La femme forte retrouva bientôt tout son sang-froid, toute sa présence d’esprit, et se mit aussitôt à la hauteur de la situation tendue et bizarre à la fois que les événements lui faisaient.
– Docteur, dit-elle au mulâtre, tout ce que vous me dites, tout ce que j’apprends, tout ce que nous découvrons ensemble est de la dernière étrangeté.
– Je suis de votre avis, madame.
– Nous ressemblons à des voyageurs perdus en un désert, au milieu de profondes ténèbres ; et cependant, il faut à tout prix que la lumière jaillisse.
– Il le faut, répéta Samuel Albot.
– Hier, poursuivit la comtesse, qui entraîna le mulâtre sur un banc de verdure et l’invita à s’asseoir auprès d’elle, hier, nous avons constaté, vous et moi, que vous aviez été volé.

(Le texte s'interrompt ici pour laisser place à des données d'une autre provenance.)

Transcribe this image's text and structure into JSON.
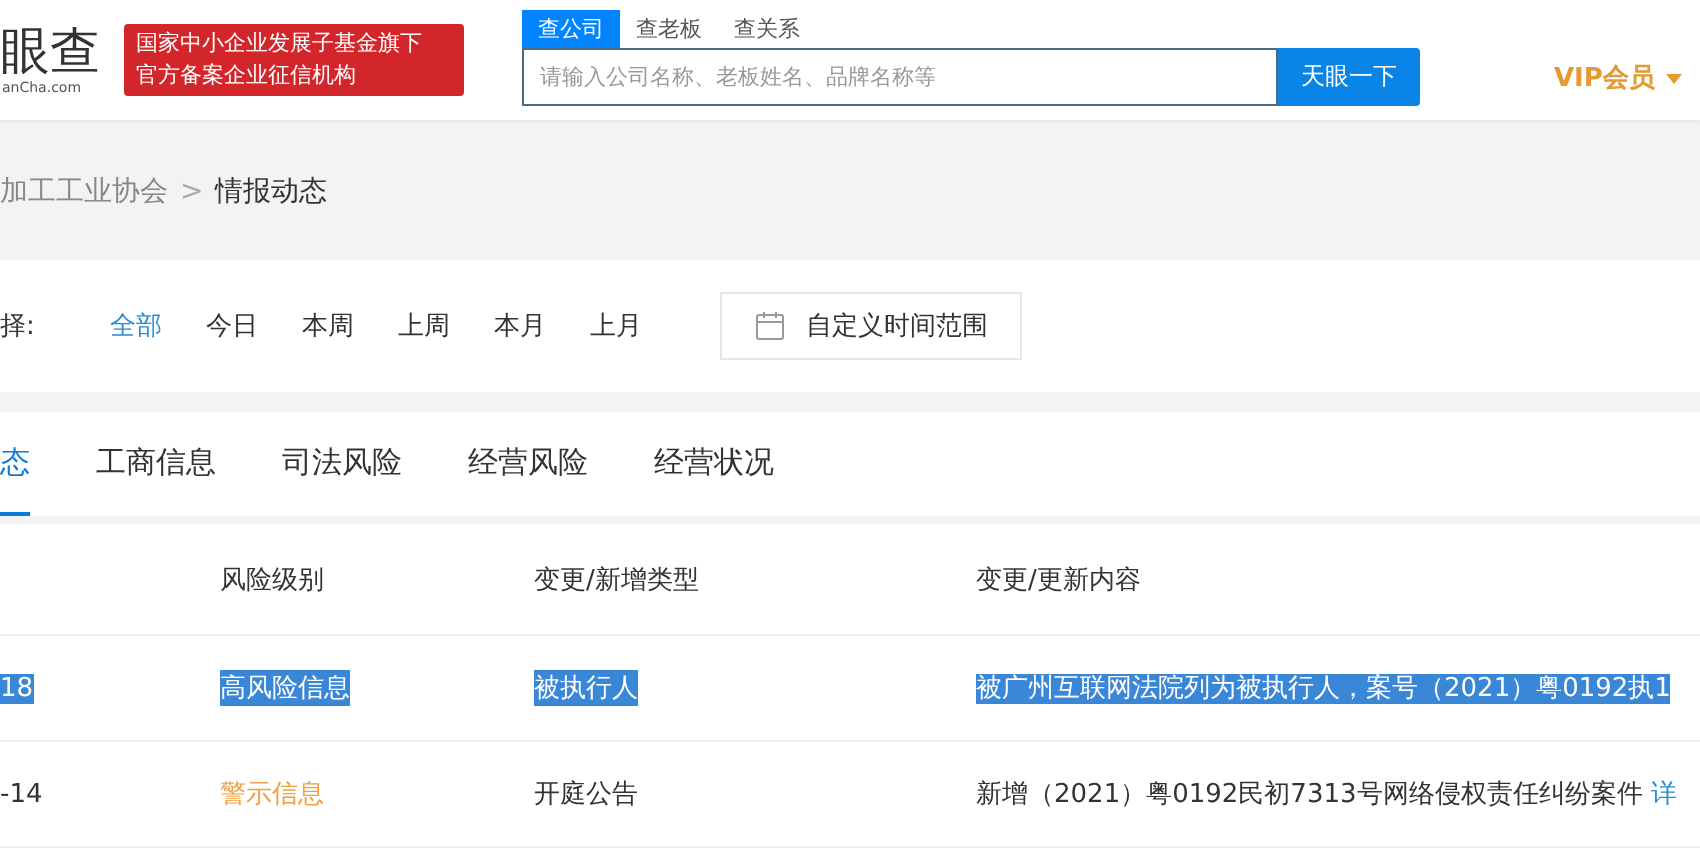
{
  "header": {
    "logo": "眼查",
    "logo_domain": "anCha.com",
    "badge_lines": [
      "国家中小企业发展子基金旗下",
      "官方备案企业征信机构"
    ],
    "search_tabs": [
      {
        "label": "查公司",
        "selected": true
      },
      {
        "label": "查老板",
        "selected": false
      },
      {
        "label": "查关系",
        "selected": false
      }
    ],
    "search": {
      "placeholder": "请输入公司名称、老板姓名、品牌名称等",
      "button": "天眼一下"
    },
    "vip": "VIP会员"
  },
  "breadcrumb": {
    "parent": "加工工业协会",
    "separator": ">",
    "current": "情报动态"
  },
  "filter": {
    "label": "择:",
    "options": [
      {
        "label": "全部",
        "selected": true
      },
      {
        "label": "今日",
        "selected": false
      },
      {
        "label": "本周",
        "selected": false
      },
      {
        "label": "上周",
        "selected": false
      },
      {
        "label": "本月",
        "selected": false
      },
      {
        "label": "上月",
        "selected": false
      }
    ],
    "custom_range": "自定义时间范围"
  },
  "tabs": [
    {
      "label": "态",
      "selected": true
    },
    {
      "label": "工商信息",
      "selected": false
    },
    {
      "label": "司法风险",
      "selected": false
    },
    {
      "label": "经营风险",
      "selected": false
    },
    {
      "label": "经营状况",
      "selected": false
    }
  ],
  "table": {
    "columns": [
      "风险级别",
      "变更/新增类型",
      "变更/更新内容"
    ],
    "rows": [
      {
        "selected": true,
        "date": "18",
        "level": "高风险信息",
        "kind": "high",
        "type": "被执行人",
        "content": "被广州互联网法院列为被执行人，案号（2021）粤0192执1"
      },
      {
        "selected": false,
        "date": "-14",
        "level": "警示信息",
        "kind": "warning",
        "type": "开庭公告",
        "content": "新增（2021）粤0192民初7313号网络侵权责任纠纷案件",
        "link": "详"
      }
    ]
  }
}
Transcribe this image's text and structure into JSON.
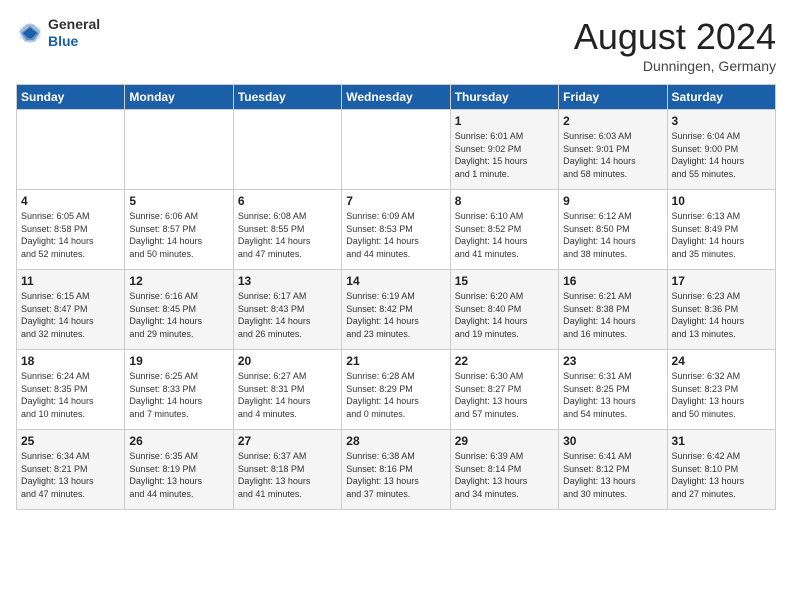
{
  "header": {
    "logo_general": "General",
    "logo_blue": "Blue",
    "title": "August 2024",
    "subtitle": "Dunningen, Germany"
  },
  "weekdays": [
    "Sunday",
    "Monday",
    "Tuesday",
    "Wednesday",
    "Thursday",
    "Friday",
    "Saturday"
  ],
  "weeks": [
    [
      {
        "day": "",
        "info": ""
      },
      {
        "day": "",
        "info": ""
      },
      {
        "day": "",
        "info": ""
      },
      {
        "day": "",
        "info": ""
      },
      {
        "day": "1",
        "info": "Sunrise: 6:01 AM\nSunset: 9:02 PM\nDaylight: 15 hours\nand 1 minute."
      },
      {
        "day": "2",
        "info": "Sunrise: 6:03 AM\nSunset: 9:01 PM\nDaylight: 14 hours\nand 58 minutes."
      },
      {
        "day": "3",
        "info": "Sunrise: 6:04 AM\nSunset: 9:00 PM\nDaylight: 14 hours\nand 55 minutes."
      }
    ],
    [
      {
        "day": "4",
        "info": "Sunrise: 6:05 AM\nSunset: 8:58 PM\nDaylight: 14 hours\nand 52 minutes."
      },
      {
        "day": "5",
        "info": "Sunrise: 6:06 AM\nSunset: 8:57 PM\nDaylight: 14 hours\nand 50 minutes."
      },
      {
        "day": "6",
        "info": "Sunrise: 6:08 AM\nSunset: 8:55 PM\nDaylight: 14 hours\nand 47 minutes."
      },
      {
        "day": "7",
        "info": "Sunrise: 6:09 AM\nSunset: 8:53 PM\nDaylight: 14 hours\nand 44 minutes."
      },
      {
        "day": "8",
        "info": "Sunrise: 6:10 AM\nSunset: 8:52 PM\nDaylight: 14 hours\nand 41 minutes."
      },
      {
        "day": "9",
        "info": "Sunrise: 6:12 AM\nSunset: 8:50 PM\nDaylight: 14 hours\nand 38 minutes."
      },
      {
        "day": "10",
        "info": "Sunrise: 6:13 AM\nSunset: 8:49 PM\nDaylight: 14 hours\nand 35 minutes."
      }
    ],
    [
      {
        "day": "11",
        "info": "Sunrise: 6:15 AM\nSunset: 8:47 PM\nDaylight: 14 hours\nand 32 minutes."
      },
      {
        "day": "12",
        "info": "Sunrise: 6:16 AM\nSunset: 8:45 PM\nDaylight: 14 hours\nand 29 minutes."
      },
      {
        "day": "13",
        "info": "Sunrise: 6:17 AM\nSunset: 8:43 PM\nDaylight: 14 hours\nand 26 minutes."
      },
      {
        "day": "14",
        "info": "Sunrise: 6:19 AM\nSunset: 8:42 PM\nDaylight: 14 hours\nand 23 minutes."
      },
      {
        "day": "15",
        "info": "Sunrise: 6:20 AM\nSunset: 8:40 PM\nDaylight: 14 hours\nand 19 minutes."
      },
      {
        "day": "16",
        "info": "Sunrise: 6:21 AM\nSunset: 8:38 PM\nDaylight: 14 hours\nand 16 minutes."
      },
      {
        "day": "17",
        "info": "Sunrise: 6:23 AM\nSunset: 8:36 PM\nDaylight: 14 hours\nand 13 minutes."
      }
    ],
    [
      {
        "day": "18",
        "info": "Sunrise: 6:24 AM\nSunset: 8:35 PM\nDaylight: 14 hours\nand 10 minutes."
      },
      {
        "day": "19",
        "info": "Sunrise: 6:25 AM\nSunset: 8:33 PM\nDaylight: 14 hours\nand 7 minutes."
      },
      {
        "day": "20",
        "info": "Sunrise: 6:27 AM\nSunset: 8:31 PM\nDaylight: 14 hours\nand 4 minutes."
      },
      {
        "day": "21",
        "info": "Sunrise: 6:28 AM\nSunset: 8:29 PM\nDaylight: 14 hours\nand 0 minutes."
      },
      {
        "day": "22",
        "info": "Sunrise: 6:30 AM\nSunset: 8:27 PM\nDaylight: 13 hours\nand 57 minutes."
      },
      {
        "day": "23",
        "info": "Sunrise: 6:31 AM\nSunset: 8:25 PM\nDaylight: 13 hours\nand 54 minutes."
      },
      {
        "day": "24",
        "info": "Sunrise: 6:32 AM\nSunset: 8:23 PM\nDaylight: 13 hours\nand 50 minutes."
      }
    ],
    [
      {
        "day": "25",
        "info": "Sunrise: 6:34 AM\nSunset: 8:21 PM\nDaylight: 13 hours\nand 47 minutes."
      },
      {
        "day": "26",
        "info": "Sunrise: 6:35 AM\nSunset: 8:19 PM\nDaylight: 13 hours\nand 44 minutes."
      },
      {
        "day": "27",
        "info": "Sunrise: 6:37 AM\nSunset: 8:18 PM\nDaylight: 13 hours\nand 41 minutes."
      },
      {
        "day": "28",
        "info": "Sunrise: 6:38 AM\nSunset: 8:16 PM\nDaylight: 13 hours\nand 37 minutes."
      },
      {
        "day": "29",
        "info": "Sunrise: 6:39 AM\nSunset: 8:14 PM\nDaylight: 13 hours\nand 34 minutes."
      },
      {
        "day": "30",
        "info": "Sunrise: 6:41 AM\nSunset: 8:12 PM\nDaylight: 13 hours\nand 30 minutes."
      },
      {
        "day": "31",
        "info": "Sunrise: 6:42 AM\nSunset: 8:10 PM\nDaylight: 13 hours\nand 27 minutes."
      }
    ]
  ]
}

– En effet, et le vol est manifeste.
– Ensuite, consultant vos souvenirs, interrogeant votre domestique, vous m’avez affirmé que, s’il y avait un coupable, c’était à coup sûr le marquis de Chamery ?
– Ce ne peut être que lui, car je me souviens à présent de la ténacité avec laquelle il m’interrogeait sur les effets de ma poudre javanaise.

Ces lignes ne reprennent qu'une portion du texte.